During each visit, team members offer local residents a variety of services, such as foot soaks, hygiene supplies, clean socks and overdose prevention education that includes how to give the overdose-reversing drug naloxone. Team members also coordinate client care by facilitating virtual telehealth appointments with other healthcare providers and accompanying patients as advocates during in-person medical appointments.

In addition to the goal of expanding the Street Nursing Teams, student team members will be enrolled in the OHSU School of Nursing’s undergraduate and graduate programs, with the latter working to become psychiatric mental health nurse practitioners.

To further enhance nursing education, various classes at the OHSU School of Nursing’s campuses in Ashland and Klamath Falls will teach about people without housing and related topics. Expected lessons include the traumatic experiences that are common among unhoused people; how some healthcare approaches can inadvertently be harmful; best practices for providing care outside of a traditional clinical setting; and, how mobile health options can better meet certain patients’ needs. By encouraging students to understand the nuanced complexities of people without housing early on, OHSU hopes its future graduates will become nurses who provide care from a more patient-centered mindset.

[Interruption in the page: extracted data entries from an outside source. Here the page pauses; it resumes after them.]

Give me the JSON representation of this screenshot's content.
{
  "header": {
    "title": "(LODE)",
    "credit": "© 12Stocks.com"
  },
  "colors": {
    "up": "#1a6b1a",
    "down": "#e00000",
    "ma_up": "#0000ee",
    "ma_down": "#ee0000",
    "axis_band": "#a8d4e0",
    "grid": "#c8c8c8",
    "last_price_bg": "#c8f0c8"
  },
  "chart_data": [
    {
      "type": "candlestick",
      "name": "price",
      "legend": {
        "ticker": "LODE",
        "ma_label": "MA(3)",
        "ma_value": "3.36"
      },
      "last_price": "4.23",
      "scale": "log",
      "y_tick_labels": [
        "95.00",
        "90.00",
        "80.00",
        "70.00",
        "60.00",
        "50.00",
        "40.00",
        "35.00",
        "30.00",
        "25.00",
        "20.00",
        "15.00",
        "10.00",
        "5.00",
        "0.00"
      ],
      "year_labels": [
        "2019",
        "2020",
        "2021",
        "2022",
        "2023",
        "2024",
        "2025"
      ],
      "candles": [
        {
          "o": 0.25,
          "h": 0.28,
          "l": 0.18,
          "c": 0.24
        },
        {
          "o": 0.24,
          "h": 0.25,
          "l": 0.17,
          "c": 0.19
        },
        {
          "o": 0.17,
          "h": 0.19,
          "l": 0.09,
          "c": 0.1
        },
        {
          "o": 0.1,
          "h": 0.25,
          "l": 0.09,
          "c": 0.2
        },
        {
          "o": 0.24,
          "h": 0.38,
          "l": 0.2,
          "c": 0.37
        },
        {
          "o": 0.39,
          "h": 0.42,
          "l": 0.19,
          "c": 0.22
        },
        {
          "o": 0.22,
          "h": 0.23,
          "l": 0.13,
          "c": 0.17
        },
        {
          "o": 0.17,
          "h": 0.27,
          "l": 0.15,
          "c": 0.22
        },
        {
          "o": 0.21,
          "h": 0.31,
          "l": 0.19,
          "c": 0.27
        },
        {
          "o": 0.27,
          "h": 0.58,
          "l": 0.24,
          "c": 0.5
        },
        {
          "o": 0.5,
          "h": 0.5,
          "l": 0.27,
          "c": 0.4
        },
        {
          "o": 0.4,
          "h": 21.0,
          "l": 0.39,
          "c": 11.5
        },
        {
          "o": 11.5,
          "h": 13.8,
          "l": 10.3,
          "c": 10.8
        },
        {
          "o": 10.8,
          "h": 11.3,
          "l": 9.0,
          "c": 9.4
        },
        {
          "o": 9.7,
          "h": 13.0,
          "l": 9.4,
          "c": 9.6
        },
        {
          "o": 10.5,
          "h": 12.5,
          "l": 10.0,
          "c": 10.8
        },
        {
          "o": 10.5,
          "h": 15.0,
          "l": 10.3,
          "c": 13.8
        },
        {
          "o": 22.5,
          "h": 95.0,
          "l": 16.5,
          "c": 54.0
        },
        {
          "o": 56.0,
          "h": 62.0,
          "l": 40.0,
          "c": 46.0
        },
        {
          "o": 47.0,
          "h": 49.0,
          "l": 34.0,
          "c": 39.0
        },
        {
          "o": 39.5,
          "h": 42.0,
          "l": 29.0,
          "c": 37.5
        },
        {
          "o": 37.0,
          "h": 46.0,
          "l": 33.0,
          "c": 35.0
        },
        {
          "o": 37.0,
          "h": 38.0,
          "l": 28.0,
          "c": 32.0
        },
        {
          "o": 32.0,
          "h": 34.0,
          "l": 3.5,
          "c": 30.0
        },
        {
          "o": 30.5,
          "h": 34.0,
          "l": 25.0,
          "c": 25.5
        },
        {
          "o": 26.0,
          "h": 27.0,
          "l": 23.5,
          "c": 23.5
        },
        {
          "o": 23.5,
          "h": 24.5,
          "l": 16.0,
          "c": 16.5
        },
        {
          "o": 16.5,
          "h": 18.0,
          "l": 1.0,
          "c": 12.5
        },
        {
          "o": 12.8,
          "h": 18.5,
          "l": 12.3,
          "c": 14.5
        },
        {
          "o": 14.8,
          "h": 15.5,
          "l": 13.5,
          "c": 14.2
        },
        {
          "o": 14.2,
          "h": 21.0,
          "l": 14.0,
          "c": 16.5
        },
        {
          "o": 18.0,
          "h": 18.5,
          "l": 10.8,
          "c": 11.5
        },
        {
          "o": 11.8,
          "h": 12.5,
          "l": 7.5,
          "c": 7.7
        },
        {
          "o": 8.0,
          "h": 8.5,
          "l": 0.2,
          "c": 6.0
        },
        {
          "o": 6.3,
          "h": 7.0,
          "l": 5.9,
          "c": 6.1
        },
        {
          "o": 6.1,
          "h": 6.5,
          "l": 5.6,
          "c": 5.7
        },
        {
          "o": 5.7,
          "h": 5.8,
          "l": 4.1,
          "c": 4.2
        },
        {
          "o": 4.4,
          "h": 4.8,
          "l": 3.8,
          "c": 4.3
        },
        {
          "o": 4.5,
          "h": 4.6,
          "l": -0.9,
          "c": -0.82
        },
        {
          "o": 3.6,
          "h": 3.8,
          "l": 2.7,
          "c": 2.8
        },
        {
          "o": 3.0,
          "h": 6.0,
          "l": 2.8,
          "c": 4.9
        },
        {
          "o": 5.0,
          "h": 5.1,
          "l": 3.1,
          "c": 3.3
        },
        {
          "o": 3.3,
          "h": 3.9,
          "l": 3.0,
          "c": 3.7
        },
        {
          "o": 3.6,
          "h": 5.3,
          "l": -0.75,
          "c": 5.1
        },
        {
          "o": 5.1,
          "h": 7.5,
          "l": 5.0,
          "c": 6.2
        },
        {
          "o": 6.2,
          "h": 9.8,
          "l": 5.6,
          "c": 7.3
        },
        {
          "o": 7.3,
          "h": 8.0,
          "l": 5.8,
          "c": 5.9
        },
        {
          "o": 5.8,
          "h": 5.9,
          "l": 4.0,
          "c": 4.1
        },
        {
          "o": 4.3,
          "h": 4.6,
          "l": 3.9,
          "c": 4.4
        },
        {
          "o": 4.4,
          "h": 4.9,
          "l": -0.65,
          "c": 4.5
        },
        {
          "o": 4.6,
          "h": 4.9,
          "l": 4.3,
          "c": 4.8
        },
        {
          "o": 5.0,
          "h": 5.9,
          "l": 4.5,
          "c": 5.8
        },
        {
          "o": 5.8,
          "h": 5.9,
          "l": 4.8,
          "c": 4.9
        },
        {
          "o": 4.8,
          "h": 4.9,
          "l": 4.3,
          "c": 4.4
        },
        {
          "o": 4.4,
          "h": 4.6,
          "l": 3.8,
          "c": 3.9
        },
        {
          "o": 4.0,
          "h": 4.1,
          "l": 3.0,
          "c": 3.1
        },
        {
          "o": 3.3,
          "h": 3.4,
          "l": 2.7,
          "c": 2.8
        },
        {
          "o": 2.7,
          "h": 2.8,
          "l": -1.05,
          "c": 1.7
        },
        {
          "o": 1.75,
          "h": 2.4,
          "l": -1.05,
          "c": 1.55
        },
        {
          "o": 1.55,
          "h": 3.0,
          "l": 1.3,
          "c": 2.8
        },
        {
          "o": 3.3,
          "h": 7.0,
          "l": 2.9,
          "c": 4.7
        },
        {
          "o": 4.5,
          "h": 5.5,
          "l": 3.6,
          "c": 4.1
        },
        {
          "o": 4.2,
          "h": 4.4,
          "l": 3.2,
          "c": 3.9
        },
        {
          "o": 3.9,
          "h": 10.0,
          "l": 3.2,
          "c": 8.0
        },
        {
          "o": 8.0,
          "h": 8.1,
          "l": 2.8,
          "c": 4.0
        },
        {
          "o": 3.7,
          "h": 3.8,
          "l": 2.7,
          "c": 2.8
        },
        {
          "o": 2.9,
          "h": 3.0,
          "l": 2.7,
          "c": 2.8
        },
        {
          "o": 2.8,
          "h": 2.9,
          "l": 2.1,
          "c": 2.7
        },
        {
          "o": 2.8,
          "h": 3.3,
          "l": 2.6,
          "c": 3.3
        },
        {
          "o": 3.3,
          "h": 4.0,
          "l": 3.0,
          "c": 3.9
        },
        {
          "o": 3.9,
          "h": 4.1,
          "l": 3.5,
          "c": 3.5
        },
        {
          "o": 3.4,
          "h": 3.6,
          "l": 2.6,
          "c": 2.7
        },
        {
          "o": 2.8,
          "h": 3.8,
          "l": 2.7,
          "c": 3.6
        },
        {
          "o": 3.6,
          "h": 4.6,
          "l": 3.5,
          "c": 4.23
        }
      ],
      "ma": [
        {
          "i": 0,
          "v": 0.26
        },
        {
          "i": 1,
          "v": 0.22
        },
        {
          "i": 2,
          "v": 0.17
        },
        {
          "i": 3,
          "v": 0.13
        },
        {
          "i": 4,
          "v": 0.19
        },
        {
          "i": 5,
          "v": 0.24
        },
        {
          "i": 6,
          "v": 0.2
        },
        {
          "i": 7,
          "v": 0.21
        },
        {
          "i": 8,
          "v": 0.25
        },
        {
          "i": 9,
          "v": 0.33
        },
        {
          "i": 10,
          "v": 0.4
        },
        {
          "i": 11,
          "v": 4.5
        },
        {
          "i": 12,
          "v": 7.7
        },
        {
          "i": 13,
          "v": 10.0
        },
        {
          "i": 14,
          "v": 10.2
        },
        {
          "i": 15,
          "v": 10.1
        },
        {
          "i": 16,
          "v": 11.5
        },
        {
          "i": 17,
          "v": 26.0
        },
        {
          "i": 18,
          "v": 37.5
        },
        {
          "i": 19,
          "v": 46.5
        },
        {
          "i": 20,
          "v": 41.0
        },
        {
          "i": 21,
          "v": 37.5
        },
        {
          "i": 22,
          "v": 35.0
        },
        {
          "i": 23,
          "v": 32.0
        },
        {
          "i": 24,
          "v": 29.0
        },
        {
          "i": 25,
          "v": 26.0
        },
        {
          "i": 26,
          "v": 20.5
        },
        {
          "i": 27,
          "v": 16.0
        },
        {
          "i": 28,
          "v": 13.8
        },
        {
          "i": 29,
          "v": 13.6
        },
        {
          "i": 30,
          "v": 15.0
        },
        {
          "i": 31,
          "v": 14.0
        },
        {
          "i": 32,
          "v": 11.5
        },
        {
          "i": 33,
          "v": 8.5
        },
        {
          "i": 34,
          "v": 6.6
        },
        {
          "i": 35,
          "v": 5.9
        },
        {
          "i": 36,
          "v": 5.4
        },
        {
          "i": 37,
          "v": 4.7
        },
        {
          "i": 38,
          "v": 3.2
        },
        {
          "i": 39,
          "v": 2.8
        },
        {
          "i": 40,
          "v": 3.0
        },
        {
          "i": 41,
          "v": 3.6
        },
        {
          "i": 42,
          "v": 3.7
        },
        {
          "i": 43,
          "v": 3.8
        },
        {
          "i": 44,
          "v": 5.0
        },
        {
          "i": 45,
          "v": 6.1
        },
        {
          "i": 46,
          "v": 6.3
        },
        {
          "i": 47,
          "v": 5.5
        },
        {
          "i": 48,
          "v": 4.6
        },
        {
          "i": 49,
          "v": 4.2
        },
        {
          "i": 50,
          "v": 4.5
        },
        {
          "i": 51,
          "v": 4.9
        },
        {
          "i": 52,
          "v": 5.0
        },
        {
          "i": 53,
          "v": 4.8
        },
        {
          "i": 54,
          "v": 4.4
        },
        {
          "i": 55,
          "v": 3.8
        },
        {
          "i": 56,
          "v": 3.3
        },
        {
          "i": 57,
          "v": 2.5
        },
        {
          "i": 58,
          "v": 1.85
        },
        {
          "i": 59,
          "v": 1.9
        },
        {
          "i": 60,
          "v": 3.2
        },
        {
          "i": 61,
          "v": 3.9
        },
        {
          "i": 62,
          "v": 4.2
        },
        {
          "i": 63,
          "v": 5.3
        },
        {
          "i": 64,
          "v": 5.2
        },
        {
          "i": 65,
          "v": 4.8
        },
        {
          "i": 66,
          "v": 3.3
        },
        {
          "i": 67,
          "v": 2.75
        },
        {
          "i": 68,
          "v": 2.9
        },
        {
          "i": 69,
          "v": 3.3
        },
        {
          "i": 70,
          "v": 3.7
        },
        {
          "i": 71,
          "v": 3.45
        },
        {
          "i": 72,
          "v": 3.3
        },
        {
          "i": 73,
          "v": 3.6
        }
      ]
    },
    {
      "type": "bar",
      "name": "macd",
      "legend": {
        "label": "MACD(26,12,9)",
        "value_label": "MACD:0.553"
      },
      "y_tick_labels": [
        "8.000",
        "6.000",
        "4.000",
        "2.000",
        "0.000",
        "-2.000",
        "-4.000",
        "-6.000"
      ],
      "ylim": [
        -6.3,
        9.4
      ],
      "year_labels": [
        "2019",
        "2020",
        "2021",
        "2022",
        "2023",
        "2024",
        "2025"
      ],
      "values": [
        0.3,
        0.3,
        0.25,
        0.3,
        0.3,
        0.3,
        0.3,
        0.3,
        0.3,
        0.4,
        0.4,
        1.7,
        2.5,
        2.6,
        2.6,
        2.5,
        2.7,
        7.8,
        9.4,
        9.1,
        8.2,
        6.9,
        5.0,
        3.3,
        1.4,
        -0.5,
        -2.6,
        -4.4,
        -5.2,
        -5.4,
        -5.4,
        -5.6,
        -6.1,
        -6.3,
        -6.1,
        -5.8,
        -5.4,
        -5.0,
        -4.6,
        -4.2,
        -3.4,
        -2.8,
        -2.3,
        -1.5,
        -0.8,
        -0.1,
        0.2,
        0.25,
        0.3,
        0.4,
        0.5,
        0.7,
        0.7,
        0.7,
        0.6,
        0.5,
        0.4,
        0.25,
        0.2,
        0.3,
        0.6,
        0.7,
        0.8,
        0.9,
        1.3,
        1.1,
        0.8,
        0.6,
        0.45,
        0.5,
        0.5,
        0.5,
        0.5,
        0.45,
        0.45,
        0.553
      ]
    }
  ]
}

In addition, the Ashland and Klamath Falls campuses will offer a total of $660,000 in scholarships to as many as 26 undergraduate and 12 graduate nursing students interested in serving patients without housing. Scholarships will be offered to students who have experienced housing insecurity or otherwise come from disadvantaged backgrounds. As part of the scholarship program, recipients will have additional hands-on educational opportunities with local providers. Supporting underrepresented students is part of OHSU’s larger efforts to grow and diversify Oregon’s health care workforce.

To support the current health care workforce, the OHSU Street Nursing Team also plans to offer evidence-based training opportunities for healthcare workers and community service agencies that work with the unhoused population.

Local organizations that have partnered with the OHSU Street Nursing Team include: Jackson County Library Services, La Clinica, Jackson County Syringe Exchange Program, Options for Helping Residents of Ashland and Jackson Care Connect. The team continues to build connections with other organizations and hopes to add more partnerships as the project moves forward.

The project is currently supported by a four-year, $3.9 million grant from the U.S. Department of Health & Human Services’ Health Resources & Services Administration, and previously received a $20,000 grant from Jackson Care Connect.